Ok, so fish gills are under the operculum, fairly well protected, but what about a breathing apparatus ENTIRELY outside the body? Is it just bugs like our friend above? Nope. When I first started working with the Endangered California Tiger Salamander (CTS) in various regions of California, I was really surprised at what their larval form's gills looked like. A little background: They breed and are born in water, but spend most of their lives hiding in small mammal burrows. While they're still young, before they leave the vernal pools they hatched in, they still have gills.

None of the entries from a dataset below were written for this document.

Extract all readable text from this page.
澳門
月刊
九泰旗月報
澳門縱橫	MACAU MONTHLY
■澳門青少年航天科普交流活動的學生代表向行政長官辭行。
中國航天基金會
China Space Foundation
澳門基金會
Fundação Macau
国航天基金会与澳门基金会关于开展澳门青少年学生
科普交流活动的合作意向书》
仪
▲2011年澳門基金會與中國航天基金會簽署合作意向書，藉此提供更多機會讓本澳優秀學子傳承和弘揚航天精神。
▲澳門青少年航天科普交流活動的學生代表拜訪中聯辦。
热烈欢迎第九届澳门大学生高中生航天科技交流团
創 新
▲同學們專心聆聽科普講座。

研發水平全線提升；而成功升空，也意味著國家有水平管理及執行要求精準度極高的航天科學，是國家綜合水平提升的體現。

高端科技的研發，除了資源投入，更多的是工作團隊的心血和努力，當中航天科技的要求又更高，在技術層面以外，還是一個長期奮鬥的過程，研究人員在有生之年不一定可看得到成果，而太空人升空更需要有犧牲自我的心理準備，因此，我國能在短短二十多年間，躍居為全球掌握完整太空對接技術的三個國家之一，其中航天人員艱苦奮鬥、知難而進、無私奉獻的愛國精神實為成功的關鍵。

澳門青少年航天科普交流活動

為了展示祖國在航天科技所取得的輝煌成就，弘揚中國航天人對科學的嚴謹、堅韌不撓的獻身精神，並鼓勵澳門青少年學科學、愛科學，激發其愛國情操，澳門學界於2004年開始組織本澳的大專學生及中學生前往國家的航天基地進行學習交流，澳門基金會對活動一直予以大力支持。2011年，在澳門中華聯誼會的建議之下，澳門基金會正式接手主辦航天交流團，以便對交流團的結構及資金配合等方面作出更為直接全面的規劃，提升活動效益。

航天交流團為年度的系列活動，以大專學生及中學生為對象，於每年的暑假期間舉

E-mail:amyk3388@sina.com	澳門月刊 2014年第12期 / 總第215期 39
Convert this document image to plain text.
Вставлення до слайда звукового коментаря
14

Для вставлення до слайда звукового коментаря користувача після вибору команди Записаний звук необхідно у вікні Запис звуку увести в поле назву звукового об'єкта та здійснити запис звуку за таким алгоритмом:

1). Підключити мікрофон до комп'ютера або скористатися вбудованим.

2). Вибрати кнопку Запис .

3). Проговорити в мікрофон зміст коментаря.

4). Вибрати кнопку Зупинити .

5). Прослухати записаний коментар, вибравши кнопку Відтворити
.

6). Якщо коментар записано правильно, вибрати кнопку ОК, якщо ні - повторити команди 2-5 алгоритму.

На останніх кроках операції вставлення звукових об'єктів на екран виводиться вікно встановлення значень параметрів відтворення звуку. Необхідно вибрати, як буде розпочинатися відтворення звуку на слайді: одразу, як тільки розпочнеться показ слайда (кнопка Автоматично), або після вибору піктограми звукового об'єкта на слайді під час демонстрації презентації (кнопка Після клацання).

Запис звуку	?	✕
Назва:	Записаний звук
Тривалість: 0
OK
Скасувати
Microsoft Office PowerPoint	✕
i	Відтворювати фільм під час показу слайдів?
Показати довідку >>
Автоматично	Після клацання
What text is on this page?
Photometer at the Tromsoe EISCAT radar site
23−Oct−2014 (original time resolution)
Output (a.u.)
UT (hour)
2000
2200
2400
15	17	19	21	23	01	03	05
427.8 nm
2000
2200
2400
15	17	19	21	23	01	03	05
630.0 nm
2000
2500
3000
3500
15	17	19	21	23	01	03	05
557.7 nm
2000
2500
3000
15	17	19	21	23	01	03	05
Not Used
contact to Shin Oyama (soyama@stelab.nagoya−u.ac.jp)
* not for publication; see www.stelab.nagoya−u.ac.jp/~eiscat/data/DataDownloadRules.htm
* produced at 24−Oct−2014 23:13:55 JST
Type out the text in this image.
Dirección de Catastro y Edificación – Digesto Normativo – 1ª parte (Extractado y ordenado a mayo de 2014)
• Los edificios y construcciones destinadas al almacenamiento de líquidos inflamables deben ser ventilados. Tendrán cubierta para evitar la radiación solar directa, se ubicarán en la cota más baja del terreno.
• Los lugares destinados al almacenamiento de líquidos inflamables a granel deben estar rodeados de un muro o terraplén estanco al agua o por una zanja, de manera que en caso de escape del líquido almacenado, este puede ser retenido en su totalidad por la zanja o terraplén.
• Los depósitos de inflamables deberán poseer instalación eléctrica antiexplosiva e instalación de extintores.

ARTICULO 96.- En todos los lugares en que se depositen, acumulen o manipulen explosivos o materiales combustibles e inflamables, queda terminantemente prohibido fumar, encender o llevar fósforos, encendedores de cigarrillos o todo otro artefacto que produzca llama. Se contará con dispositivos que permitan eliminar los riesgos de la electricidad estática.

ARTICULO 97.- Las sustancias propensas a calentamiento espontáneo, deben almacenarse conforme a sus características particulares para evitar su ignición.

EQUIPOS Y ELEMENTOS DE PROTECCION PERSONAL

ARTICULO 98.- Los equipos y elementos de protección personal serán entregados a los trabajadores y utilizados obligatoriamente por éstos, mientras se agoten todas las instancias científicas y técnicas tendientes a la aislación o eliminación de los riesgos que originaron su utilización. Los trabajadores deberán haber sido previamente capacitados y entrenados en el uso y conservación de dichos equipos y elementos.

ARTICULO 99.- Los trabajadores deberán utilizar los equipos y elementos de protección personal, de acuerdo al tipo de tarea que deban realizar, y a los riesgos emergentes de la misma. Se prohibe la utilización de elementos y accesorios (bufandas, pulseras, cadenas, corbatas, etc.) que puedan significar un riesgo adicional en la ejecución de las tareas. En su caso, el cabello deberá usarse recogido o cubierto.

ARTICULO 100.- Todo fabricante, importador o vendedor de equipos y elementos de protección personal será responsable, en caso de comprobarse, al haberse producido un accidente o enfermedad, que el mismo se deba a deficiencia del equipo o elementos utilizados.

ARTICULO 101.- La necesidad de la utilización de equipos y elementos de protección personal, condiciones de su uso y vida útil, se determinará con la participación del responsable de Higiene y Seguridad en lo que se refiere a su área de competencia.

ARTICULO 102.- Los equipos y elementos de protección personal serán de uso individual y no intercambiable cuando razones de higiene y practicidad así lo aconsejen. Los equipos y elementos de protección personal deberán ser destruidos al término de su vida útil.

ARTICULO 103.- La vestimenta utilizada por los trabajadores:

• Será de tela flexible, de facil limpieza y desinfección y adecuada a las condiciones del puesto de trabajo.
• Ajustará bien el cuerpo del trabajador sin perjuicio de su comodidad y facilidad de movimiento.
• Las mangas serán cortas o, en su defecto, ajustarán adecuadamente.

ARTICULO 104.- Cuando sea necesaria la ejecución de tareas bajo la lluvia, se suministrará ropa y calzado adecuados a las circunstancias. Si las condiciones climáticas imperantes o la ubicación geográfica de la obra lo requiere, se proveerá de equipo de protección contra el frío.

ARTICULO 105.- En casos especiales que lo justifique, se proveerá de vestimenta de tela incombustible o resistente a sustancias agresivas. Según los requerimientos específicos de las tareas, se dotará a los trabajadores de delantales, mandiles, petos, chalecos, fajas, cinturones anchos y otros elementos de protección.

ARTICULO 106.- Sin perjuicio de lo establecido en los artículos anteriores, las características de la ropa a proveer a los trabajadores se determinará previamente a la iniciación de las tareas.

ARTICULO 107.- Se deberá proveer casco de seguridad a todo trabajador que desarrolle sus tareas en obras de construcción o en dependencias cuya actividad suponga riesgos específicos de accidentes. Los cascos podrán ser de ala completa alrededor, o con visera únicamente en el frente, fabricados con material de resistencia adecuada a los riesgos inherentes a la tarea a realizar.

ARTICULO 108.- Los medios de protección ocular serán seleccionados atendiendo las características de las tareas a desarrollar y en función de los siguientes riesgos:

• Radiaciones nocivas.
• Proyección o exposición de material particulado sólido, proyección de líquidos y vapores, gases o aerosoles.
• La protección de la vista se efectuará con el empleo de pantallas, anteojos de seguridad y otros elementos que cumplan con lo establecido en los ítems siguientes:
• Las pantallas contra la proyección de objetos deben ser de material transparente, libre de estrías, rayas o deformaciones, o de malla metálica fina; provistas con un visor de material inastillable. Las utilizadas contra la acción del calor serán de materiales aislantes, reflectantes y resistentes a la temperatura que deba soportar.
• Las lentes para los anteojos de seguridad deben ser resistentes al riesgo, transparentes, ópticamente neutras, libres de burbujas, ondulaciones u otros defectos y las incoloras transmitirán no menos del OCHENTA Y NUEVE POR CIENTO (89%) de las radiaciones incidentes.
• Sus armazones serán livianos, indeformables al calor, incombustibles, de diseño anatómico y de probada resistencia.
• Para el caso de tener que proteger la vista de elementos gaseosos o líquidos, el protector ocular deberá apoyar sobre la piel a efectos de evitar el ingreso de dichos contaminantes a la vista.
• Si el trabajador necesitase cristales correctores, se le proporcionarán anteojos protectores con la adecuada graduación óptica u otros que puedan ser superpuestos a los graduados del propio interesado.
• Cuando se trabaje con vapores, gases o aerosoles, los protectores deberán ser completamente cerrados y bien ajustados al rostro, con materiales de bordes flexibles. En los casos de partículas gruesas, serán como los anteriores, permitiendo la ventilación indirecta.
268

External gills, which I'd never really seen before.
I don't have copyright permission for any of my favorite photos of this, so here's a short description, followed by a couple links to some really nice shots, and I DID find a photo attached to a public newspaper article, so I think I can use that at the bottom. Picture a tadpole, but leggier; this salamander has all four legs for its whole life cycle, but while it lives in the water it also has a tadpole-like tail coming off of much of its body. Now add six little trees that sprout from the back of its head, three on either side. The trunk of that tree is structural support for all the feathery tissues (leaves?) that do the gas exchange, the gills. Now, go check out these three shots, taken by a very talented photographer and archived on the California Herps website . . . isn't that adorable?
When I have more time, maybe I'll do a post about the California Tiger Salamander's life cycle. It's really pretty interesting, and I loved learning about it. Let me know if you'd like to read it, and I'll get to work.
Seriously, ask questions, there is SO much more to write on any of these topics I touched on.